原文链接:https://pmc.ncbi.nlm.nih.gov/articles/PMC10644179/

Abstract

BACKGROUND

As advancements in artificial intelligence (AI) continue, large language models (LLMs) have emerged as promising tools for generating medical information. Their rapid adaptation and potential benefits in health care require rigorous assessment in terms of the quality, accuracy, and safety of the generated information across diverse medical specialties.

OBJECTIVE

This study aimed to evaluate the performance of 4 prominent LLMs, namely, Claude-instant-v1.0, GPT-3.5-Turbo, Command-xlarge-nightly, and Bloomz, in generating medical content spanning the clinical specialties of ophthalmology, orthopedics, and dermatology.

METHODS

Three domain-specific physicians evaluated the AI-generated therapeutic recommendations for a diverse set of 60 diseases. The evaluation criteria involved the mDISCERN score, correctness, and potential harmfulness of the recommendations. ANOVA and pairwise t tests were used to explore discrepancies in content quality and safety across models and specialties. Additionally, using the capabilities of OpenAI's most advanced model, GPT-4, an automated evaluation of each model's responses to the diseases was performed using the same criteria and compared to the physicians' assessments through Pearson correlation analysis.

RESULTS

Claude-instant-v1.0 emerged with the highest mean mDISCERN score (3.35, 95% CI 3.23-3.46). In contrast, Bloomz lagged with the lowest score (1.07, 95% CI 1.03-1.10). Our analysis revealed significant differences among the models in terms of quality (P<.001). Evaluating their reliability, the models displayed strong contrasts in their falseness ratings, with variations both across models (P<.001) and specialties (P<.001). Distinct error patterns emerged, such as confusing diagnoses; providing vague, ambiguous advice; or omitting critical treatments, such as antibiotics for infectious diseases.
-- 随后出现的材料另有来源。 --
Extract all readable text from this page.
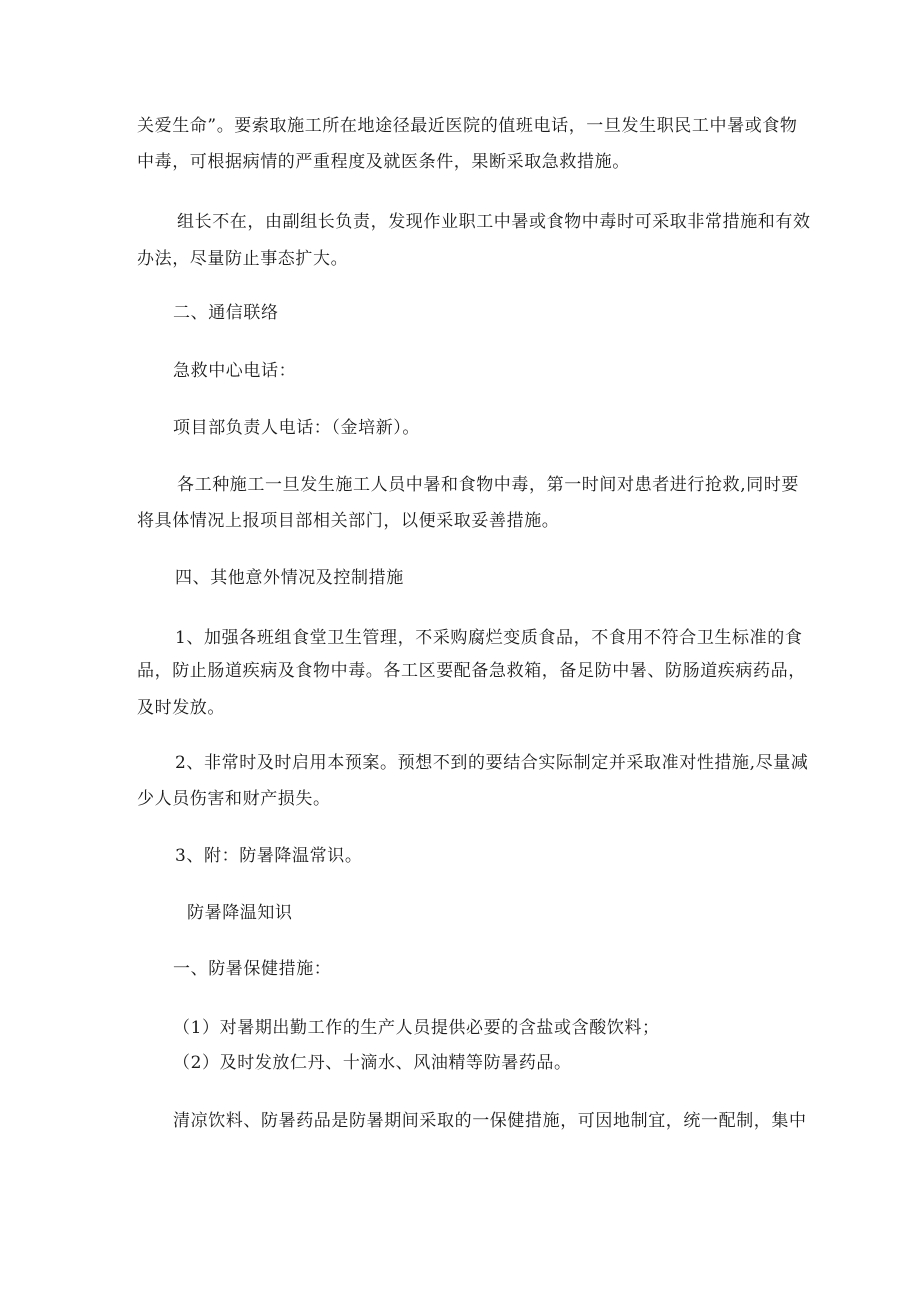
关爱生命”。要索取施工所在地途径最近医院的值班电话，一旦发生职民工中暑或食物
中毒，可根据病情的严重程度及就医条件，果断采取急救措施。
组长不在，由副组长负责，发现作业职工中暑或食物中毒时可采取非常措施和有效
办法，尽量防止事态扩大。
二、通信联络
急救中心电话：
项目部负责人电话：（金培新）。
各工种施工一旦发生施工人员中暑和食物中毒，第一时间对患者进行抢救,同时要
将具体情况上报项目部相关部门，以便采取妥善措施。
四、其他意外情况及控制措施
1、加强各班组食堂卫生管理，不采购腐烂变质食品，不食用不符合卫生标准的食
品，防止肠道疾病及食物中毒。各工区要配备急救箱，备足防中暑、防肠道疾病药品，
及时发放。
2、非常时及时启用本预案。预想不到的要结合实际制定并采取准对性措施,尽量减
少人员伤害和财产损失。
3、附：防暑降温常识。
防暑降温知识
一、防暑保健措施：
（1）对暑期出勤工作的生产人员提供必要的含盐或含酸饮料；
（2）及时发放仁丹、十滴水、风油精等防暑药品。
清凉饮料、防暑药品是防暑期间采取的一保健措施，可因地制宜，统一配制，集中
Regarding potential harm, GPT-3.5-Turbo was found to be the safest, with the lowest harmfulness rating. All models lagged in detailing the risks associated with treatment procedures, explaining the effects of therapies on quality of life, and offering additional sources of information. Pearson correlation analysis underscored a substantial alignment between physician assessments and GPT-4's evaluations across all established criteria (P<.01).

CONCLUSIONS

This study, while comprehensive, was limited by the involvement of a select number of specialties and physician evaluators. The straightforward prompting strategy ("How to treat…") and the assessment benchmarks, initially conceptualized for human-authored content, might have potential gaps in capturing the nuances of AI-driven information. The LLMs evaluated showed a notable capability in generating valuable medical content; however, evident lapses in content quality and potential harm signal the need for further refinements. Given the dynamic landscape of LLMs, this study's findings emphasize the need for regular and methodical assessments, oversight, and fine-tuning of these AI tools to ensure they produce consistently trustworthy and clinically safe medical advice. Notably, the introduction of an auto-evaluation mechanism using GPT-4, as detailed in this study, provides a scalable, transferable method for domain-agnostic evaluations, extending beyond therapy recommendation assessments.

摘要

背景

随着人工智能（AI）的不断进步，大型语言模型（LLM）已成为生成医疗信息的有前途的工具。为了评估其在医疗保健方面的快速适应性和潜在益处，需要从不同医学专业的质量、准确性和安全性等方面对生成信息进行严格评估。

目的

本研究旨在评估 4 种知名的 LLM（Claude-instant-v1.0、GPT-3.5-Turbo、Command-xlarge-nightly 和 Bloomz）在生成涵盖眼科、骨科和皮肤科等临床专业的医学内容方面的性能。

方法

三位特定领域的医生评估了针对 60 种不同疾病的 AI 生成的治疗建议。评估标准包括 mDISCERN 评分、正确性和建议的潜在危害性。使用方差分析和配对 t 检验，研究了不同模型和专业之间的内容质量和安全性差异。此外，利用 OpenAI 最先进模型的功能，我们使用相同的标准对每个模型对疾病的反应进行了自动评估，并通过 Pearson 相关分析将其与医生的评估进行比较。

结果

Claude-instant-v1.0 的平均 mDISCERN 评分最高（3.35，95%置信区间 3.23-3.46）。相比之下，Bloomz 的得分最低（1.07，95%置信区间 1.03-1.10）。我们的分析表明，在质量方面，模型之间存在显著差异（P<.001）。评估其可靠性后，我们发现模型在虚假评级方面存在强烈的差异，这不仅体现在模型之间（P<.001），也体现在专业之间（P<.001）。出现了不同的错误模式，例如混淆诊断、提供模糊、模棱两可的建议或遗漏关键治疗方法，例如针对传染病的抗生素。在潜在危害方面，GPT-3.5-Turbo 被认为是最安全的，其危害评分最低。所有模型在详细说明治疗程序相关风险、解释治疗对生活质量的影响以及提供其他信息来源方面都存在滞后。Pearson 相关分析强调了医生评估与 GPT-4 评估在所有既定标准方面的高度一致性（P<.01）。

结论

虽然本研究全面，但受到参与的专业和医生评估者数量的限制。直截了当的提示策略（“如何治疗……”）和评估基准，最初是为人类撰写的内容而构思的，可能在捕捉 AI 驱动信息的细微差别方面存在潜在差距。评估的 LLM 表现出生成有价值的医学内容的显著能力；然而，内容质量和潜在危害方面的明显缺陷表明需要进一步改进。鉴于 LLM 的动态发展，本研究的结果强调需要定期和系统地评估、监督和调整这些 AI 工具，以确保它们能够持续提供值得信赖且临床安全的医疗建议。值得注意的是，本研究详细介绍的使用 GPT-4 进行自动评估的方法提供了一种可扩展的、适用于所有领域的评估方法，超越了治疗建议评估。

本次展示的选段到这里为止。